2021 American Academy of Neurology Abstract Website

Objective:

To assess the variations in CAG repeat length in HTT, the gene associated with HD.

Background:

HD is a dominantly inherited neurodegenerative disorder characterized by expansion of the CAG repeat in HTT. Age at onset varies widely, averaging 40 years. CAG repeat length in HTT shows a strong negative correlation with age at symptom onset.
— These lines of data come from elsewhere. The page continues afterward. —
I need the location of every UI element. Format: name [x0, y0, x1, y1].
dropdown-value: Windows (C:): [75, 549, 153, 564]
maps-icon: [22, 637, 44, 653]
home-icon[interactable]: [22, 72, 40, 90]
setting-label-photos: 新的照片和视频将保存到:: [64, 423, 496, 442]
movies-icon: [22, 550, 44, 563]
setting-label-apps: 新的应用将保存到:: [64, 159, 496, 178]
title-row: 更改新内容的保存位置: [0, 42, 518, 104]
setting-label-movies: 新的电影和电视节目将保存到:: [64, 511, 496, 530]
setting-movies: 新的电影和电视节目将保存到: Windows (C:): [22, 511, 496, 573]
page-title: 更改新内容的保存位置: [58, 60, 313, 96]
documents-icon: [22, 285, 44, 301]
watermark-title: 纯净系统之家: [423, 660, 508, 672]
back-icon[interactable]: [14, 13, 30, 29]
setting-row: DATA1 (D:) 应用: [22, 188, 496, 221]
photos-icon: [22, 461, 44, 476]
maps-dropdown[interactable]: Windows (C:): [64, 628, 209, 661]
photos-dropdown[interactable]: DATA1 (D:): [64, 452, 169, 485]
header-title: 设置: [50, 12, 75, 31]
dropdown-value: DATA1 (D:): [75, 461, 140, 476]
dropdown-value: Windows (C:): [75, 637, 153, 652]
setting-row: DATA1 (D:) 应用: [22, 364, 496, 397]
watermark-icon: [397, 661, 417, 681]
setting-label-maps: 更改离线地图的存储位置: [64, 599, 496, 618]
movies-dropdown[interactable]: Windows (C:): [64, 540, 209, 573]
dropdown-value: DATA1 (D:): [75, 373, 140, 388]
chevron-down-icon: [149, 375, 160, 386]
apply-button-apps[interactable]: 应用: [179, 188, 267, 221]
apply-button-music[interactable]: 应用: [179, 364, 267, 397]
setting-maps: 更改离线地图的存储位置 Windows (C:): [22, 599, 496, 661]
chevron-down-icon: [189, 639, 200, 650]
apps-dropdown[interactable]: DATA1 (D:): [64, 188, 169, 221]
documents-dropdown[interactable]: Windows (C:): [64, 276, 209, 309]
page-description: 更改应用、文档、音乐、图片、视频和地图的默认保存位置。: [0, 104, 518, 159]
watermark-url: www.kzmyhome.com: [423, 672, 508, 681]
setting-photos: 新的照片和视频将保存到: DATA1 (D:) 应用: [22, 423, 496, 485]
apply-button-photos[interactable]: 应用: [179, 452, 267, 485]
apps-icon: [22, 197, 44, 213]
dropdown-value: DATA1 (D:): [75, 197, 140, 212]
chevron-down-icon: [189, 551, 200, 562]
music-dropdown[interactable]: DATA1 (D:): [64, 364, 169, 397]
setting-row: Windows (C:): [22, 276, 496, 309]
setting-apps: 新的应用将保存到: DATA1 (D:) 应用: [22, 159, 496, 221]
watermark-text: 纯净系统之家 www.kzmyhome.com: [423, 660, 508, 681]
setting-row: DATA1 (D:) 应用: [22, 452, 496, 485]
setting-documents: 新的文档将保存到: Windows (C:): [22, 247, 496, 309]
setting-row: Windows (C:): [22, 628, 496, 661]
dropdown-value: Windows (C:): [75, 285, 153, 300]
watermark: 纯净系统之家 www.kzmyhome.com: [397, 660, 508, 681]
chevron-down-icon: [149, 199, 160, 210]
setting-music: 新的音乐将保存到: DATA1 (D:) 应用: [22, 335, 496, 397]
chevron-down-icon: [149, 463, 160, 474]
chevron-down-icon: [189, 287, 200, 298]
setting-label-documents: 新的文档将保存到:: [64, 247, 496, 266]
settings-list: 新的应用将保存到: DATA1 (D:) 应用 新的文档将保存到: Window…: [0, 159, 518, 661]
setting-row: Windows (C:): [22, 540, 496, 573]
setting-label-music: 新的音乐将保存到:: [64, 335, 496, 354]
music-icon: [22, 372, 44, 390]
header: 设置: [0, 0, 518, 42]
To assess this relationship in a nationally representative group of patients with presumed HD symptoms, we analyzed CAG repeat number by age in specimens submitted to Athena (Quest) Diagnostics for HTT testing. To our knowledge, this is the largest such study to date based on real-world data from a reference laboratory.

Design/Methods:

A convenience sample of results from specimens consecutively submitted for HTT analysis (to confirm HD diagnosis) was selected. CAG repeat expansions were analyzed by PCR, and by Southern blotting for juvenile homozygous cases. Age at testing was presumed to reflect age at symptom onset. The association between CAG repeats and onset age was examined using polynomial regression.

Results:

26,037 specimens were included, representing 5 age groups: <18 years (3.4%), 18-30 (10.1%), 31-50 (33.9%), 51-70 (39%), and >70 (13.6%). Of these specimens, 11,390 (43.7%) had CAG repeat lengths consistent with HD–including 605 with reduced penetrance alleles and 34 with expansions on both alleles. Repeat lengths of 40-45 were the most common (72.8%), followed by 46-50 (15.9%). The distribution of repeat lengths was negatively associated with onset age (P<0.001). Repeat lengths >70 were more common in patients <18 years old (n=58; 35.1%) than in older patients (n=7; 0.06%) (P<0.001); almost all (5649/5650; 99.9%) patients older than >50 at onset had repeat lengths ≤50.

Conclusions:

The most common pathogenic HD alleles have repeat lengths in the 40-50 range. Longer expansions are rare in patients older than 50 at onset but common in those <18.